Stephen's soul has been briefly awakened, and he catches a fleeting glimpse of his higher calling. But such transcendent experiences, like manna in the wilderness, seem to evaporate like the morning dew, drifting out of immediate consciousness into some quiet chamber of the soul. Stephen sinks back into lower realms of consciousness: the realm of the intellect, of reason and rationality.
And so we see Stephen a few years later, as a university student trying to figure out the scholastic systems of the great philosophers. His mind is totally occupied with metaphysical questions. He has become an academician — hardly the young artist whose soul had cried out with simplicity and purest passion, "Heavenly God!"

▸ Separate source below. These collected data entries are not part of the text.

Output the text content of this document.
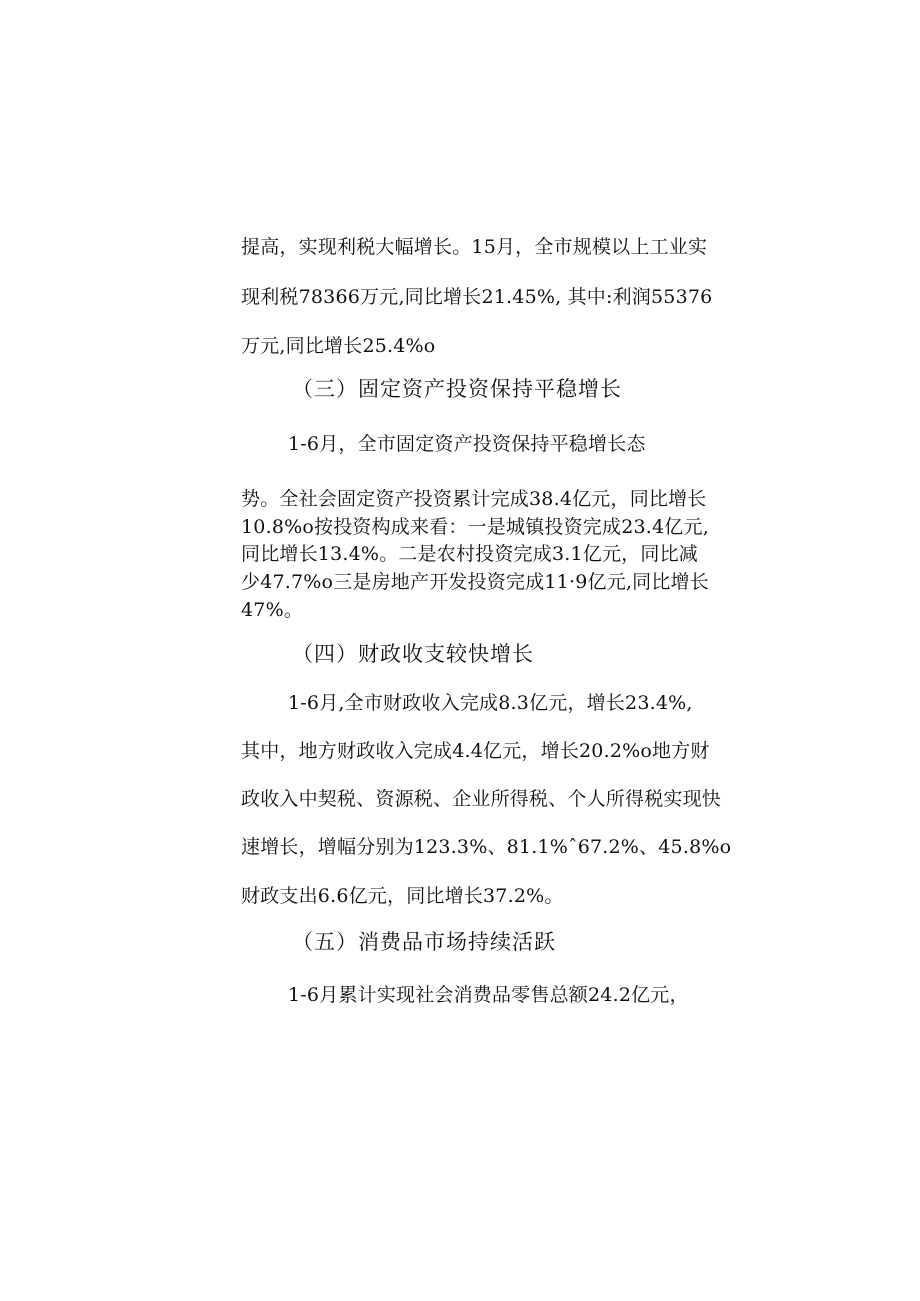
提高，实现利税大幅增长。15月，全市规模以上工业实
现利税78366万元,同比增长21.45%, 其中:利润55376
万元,同比增长25.4%o
（三）固定资产投资保持平稳增长
1-6月，全市固定资产投资保持平稳增长态
势。全社会固定资产投资累计完成38.4亿元，同比增长
10.8%o按投资构成来看：一是城镇投资完成23.4亿元,
同比增长13.4%。二是农村投资完成3.1亿元，同比减
少47.7%o三是房地产开发投资完成11·9亿元,同比增长
47%。
（四）财政收支较快增长
1-6月,全市财政收入完成8.3亿元，增长23.4%,
其中，地方财政收入完成4.4亿元，增长20.2%o地方财
政收入中契税、资源税、企业所得税、个人所得税实现快
速增长，增幅分别为123.3%、81.1%ˆ67.2%、45.8%o
财政支出6.6亿元，同比增长37.2%。
（五）消费品市场持续活跃
1-6月累计实现社会消费品零售总额24.2亿元，
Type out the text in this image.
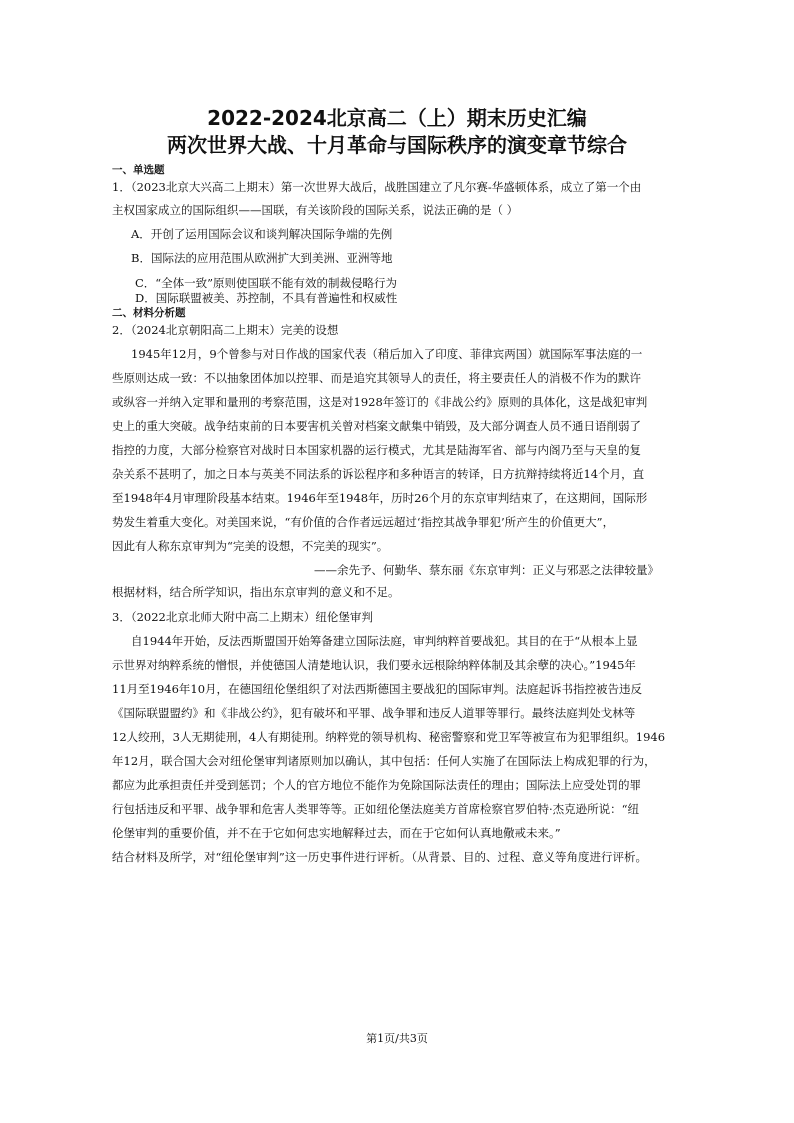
2022-2024北京高二（上）期末历史汇编
两次世界大战、十月革命与国际秩序的演变章节综合
一、单选题
1．（2023北京大兴高二上期末）第一次世界大战后，战胜国建立了凡尔赛-华盛顿体系，成立了第一个由
主权国家成立的国际组织——国联，有关该阶段的国际关系，说法正确的是（ ）
A．开创了运用国际会议和谈判解决国际争端的先例
B．国际法的应用范围从欧洲扩大到美洲、亚洲等地
C．“全体一致”原则使国联不能有效的制裁侵略行为
D．国际联盟被美、苏控制，不具有普遍性和权威性
二、材料分析题
2．（2024北京朝阳高二上期末）完美的设想
1945年12月，9个曾参与对日作战的国家代表（稍后加入了印度、菲律宾两国）就国际军事法庭的一
些原则达成一致：不以抽象团体加以控罪、而是追究其领导人的责任，将主要责任人的消极不作为的默许
或纵容一并纳入定罪和量刑的考察范围，这是对1928年签订的《非战公约》原则的具体化，这是战犯审判
史上的重大突破。战争结束前的日本要害机关曾对档案文献集中销毁，及大部分调查人员不通日语削弱了
指控的力度，大部分检察官对战时日本国家机器的运行模式，尤其是陆海军省、部与内阁乃至与天皇的复
杂关系不甚明了，加之日本与英美不同法系的诉讼程序和多种语言的转译，日方抗辩持续将近14个月，直
至1948年4月审理阶段基本结束。1946年至1948年，历时26个月的东京审判结束了，在这期间，国际形
势发生着重大变化。对美国来说，“有价值的合作者远远超过‘指控其战争罪犯’所产生的价值更大”，
因此有人称东京审判为“完美的设想，不完美的现实”。
——余先予、何勤华、蔡东丽《东京审判：正义与邪恶之法律较量》
根据材料，结合所学知识，指出东京审判的意义和不足。
3．（2022北京北师大附中高二上期末）纽伦堡审判
自1944年开始，反法西斯盟国开始筹备建立国际法庭，审判纳粹首要战犯。其目的在于“从根本上显
示世界对纳粹系统的憎恨，并使德国人清楚地认识，我们要永远根除纳粹体制及其余孽的决心。”1945年
11月至1946年10月，在德国纽伦堡组织了对法西斯德国主要战犯的国际审判。法庭起诉书指控被告违反
《国际联盟盟约》和《非战公约》，犯有破坏和平罪、战争罪和违反人道罪等罪行。最终法庭判处戈林等
12人绞刑，3人无期徒刑，4人有期徒刑。纳粹党的领导机构、秘密警察和党卫军等被宣布为犯罪组织。1946
年12月，联合国大会对纽伦堡审判诸原则加以确认，其中包括：任何人实施了在国际法上构成犯罪的行为，
都应为此承担责任并受到惩罚；个人的官方地位不能作为免除国际法责任的理由；国际法上应受处罚的罪
行包括违反和平罪、战争罪和危害人类罪等等。正如纽伦堡法庭美方首席检察官罗伯特·杰克逊所说：“纽
伦堡审判的重要价值，并不在于它如何忠实地解释过去，而在于它如何认真地儆戒未来。”
结合材料及所学，对“纽伦堡审判”这一历史事件进行评析。（从背景、目的、过程、意义等角度进行评析。
第1页/共3页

Nevertheless, there is still something in his soul deeper than reason, larger than life, something that yearns to be satisfied and cries out to him, something leading him onward, ever onward. Stephen stops to watch birds overhead.
"What birds were they? . . . He watched their flight; bird after bird . . . he listened to their cries.... The inhuman clamor soothed his ears.... Why was he gazing upwards from the steps of the porch, hearing their shrill twofold cry, watching their flight? For an augury of good or evil? A phrase of Cornelius Agrippa flew through his mind and then there flew hither and thither shapeless thoughts from Swedenborg on the correspondence of birds to things of the intellect and of how the creatures of the air have their knowledge and know their times and seasons because they, unlike man, are in the order of life and have not perverted that order by reason." [James Joyce, A Portrait of the Artist as a Young Man, pp. 224-225 passim.]
To Swedenborg, the movement and beauty of birds represents human intellect as it seeks to be led and taught by the Divine.
"The man who receives wisdom from God is like a bird flying high which surveys everything in the gardens, woods, and farms beneath, and flies towards those things that are of use to it." [Emanuel Swedenborg, True Christian Religion, #69, Swedenborg Foundation, New York.]
— Ray Silverman, "Welcome, O Life!", in Chrysalis, Preface, p. viii, Volume VIII, Issue 2, "Work," Summer 1993.
On a personal note: I like passages like this one that are a good explication of a well stated thought — a great response to a wonderful passage from an outstanding book by a renowned author. I have been composing a novel for many years which incorporates a hundred passages from all sources that contain the phrase "hither and thither" and I am a long-time reader and admirer of Swedenborg's wisdom from the Lord. To find that both are in close proximity in a passage from a book I read forty years ago, before I began either of the above journeys, is a marvelously serendipitous God-instance.